Le monumental « Dictionnaire des francophones » célèbre le premier anniversaire de sa diffusion mondiale

Il y a un an, le « Dictionnaire des francophones » (DDF), vaste répertoire lexicographique de 400 000 mots et expressions issus de toute la Francophonie, était offert en accès direct et gratuitement, grâce à Internet, sur toutes les plateformes depuis un ordinateur personnel, un téléphone intelligent ou une tablette (lien actif : https://www.dictionnairedesfrancophones.org). Pour saluer cette grande première mondiale dans le domaine de la dictionnairique, Le National a fait paraître, le 24 mars 2021, sous la plume du linguiste-terminologue Robert Berrouët-Oriol, une présentation du DDF titrée « Le DDF, « Dictionnaire des francophones », un monumental répertoire lexicographique de 400 000 termes et expressions accessible gratuitement sur Internet ». À l’occasion du premier anniversaire de la diffusion mondiale du DDF le 16 mars 2022, Le National présente en exclusivité à ses lecteurs une entrevue réalisée par Robert Berrouët-Oriol avec Sébastien GATHIER de l’Institut international pour la Francophonie, Université Jean Moulin Lyon III, France. Sébastien GATHIER est le responsable opérationnel des données lexicographiques du « Dictionnaire des francophones ». En ce qui a trait à une contribution plus marquée d’Haïti au « Dictionnaire des francophones », des démarches préliminaires ont été entreprises par Robert Berrouët-Oriol en vue du stockage des données lexicographiques contenues dans l’excellent « Dictionnaire de l’évolution du vocabulaire français en Haïti » d’André Vilaire Chery (tomes I et II, Éditions Édutex, 2000 et 2002).
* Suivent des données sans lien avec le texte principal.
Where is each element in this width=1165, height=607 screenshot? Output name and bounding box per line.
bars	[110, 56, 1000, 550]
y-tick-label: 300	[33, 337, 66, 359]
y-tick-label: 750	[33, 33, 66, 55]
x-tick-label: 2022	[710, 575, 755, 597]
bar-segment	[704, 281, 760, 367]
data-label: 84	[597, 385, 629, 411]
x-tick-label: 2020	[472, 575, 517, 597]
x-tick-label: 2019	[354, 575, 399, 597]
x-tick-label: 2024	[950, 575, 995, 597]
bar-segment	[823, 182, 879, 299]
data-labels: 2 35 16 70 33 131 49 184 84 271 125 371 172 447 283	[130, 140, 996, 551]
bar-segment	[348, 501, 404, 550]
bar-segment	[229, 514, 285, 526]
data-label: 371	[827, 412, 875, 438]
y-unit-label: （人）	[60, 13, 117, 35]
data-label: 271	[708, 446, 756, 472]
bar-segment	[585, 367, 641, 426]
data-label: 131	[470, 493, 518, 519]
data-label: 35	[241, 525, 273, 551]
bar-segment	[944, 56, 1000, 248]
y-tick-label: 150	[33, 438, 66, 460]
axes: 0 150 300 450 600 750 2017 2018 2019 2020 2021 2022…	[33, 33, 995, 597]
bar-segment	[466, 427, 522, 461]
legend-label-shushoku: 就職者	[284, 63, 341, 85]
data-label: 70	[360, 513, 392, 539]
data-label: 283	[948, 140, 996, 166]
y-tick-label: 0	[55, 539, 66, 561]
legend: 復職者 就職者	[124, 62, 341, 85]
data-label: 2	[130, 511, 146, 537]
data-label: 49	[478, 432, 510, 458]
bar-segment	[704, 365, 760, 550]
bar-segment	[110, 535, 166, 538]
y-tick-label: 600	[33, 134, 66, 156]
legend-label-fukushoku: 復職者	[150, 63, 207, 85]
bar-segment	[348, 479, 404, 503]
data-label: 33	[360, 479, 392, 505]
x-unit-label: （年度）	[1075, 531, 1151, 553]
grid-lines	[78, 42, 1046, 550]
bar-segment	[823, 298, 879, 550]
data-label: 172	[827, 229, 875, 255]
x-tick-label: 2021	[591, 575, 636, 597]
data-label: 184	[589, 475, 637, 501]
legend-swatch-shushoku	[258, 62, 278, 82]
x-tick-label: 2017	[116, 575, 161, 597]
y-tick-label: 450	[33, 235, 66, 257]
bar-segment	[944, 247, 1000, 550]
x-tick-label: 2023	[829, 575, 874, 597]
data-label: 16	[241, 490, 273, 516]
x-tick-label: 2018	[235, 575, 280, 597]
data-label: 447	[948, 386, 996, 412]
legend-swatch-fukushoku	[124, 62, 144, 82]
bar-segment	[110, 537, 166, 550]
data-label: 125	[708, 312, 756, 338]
Robert Berrouët-Oriol (RBO) : Au moment où le « Dictionnaire des francophones » s’apprête à fêter le premier anniversaire de sa diffusion mondiale, ce nouvel outil lexicographique affiche :

  • 100 000 visites par mois en moyenne ;
  • 16 000 téléchargements des applications mobiles (85 % partout en Francophonie) ;
  • 42 pays avec au moins une définition ;
  • +200 régions avec au moins une définition ;
  • 700 nouvelles définitions ajoutées dans le DDF depuis le lancement l’an dernier ;
  • +2 000 personnes ont créé un compte contributif ;
  • 32 experts chargés de la relecture-mise à jour provenant de 16 pays francophones.

Pouvez-vous dire aux lecteurs du National comment est né ce vaste chantier lexicographique et quelle est sa « ligne éditoriale » ?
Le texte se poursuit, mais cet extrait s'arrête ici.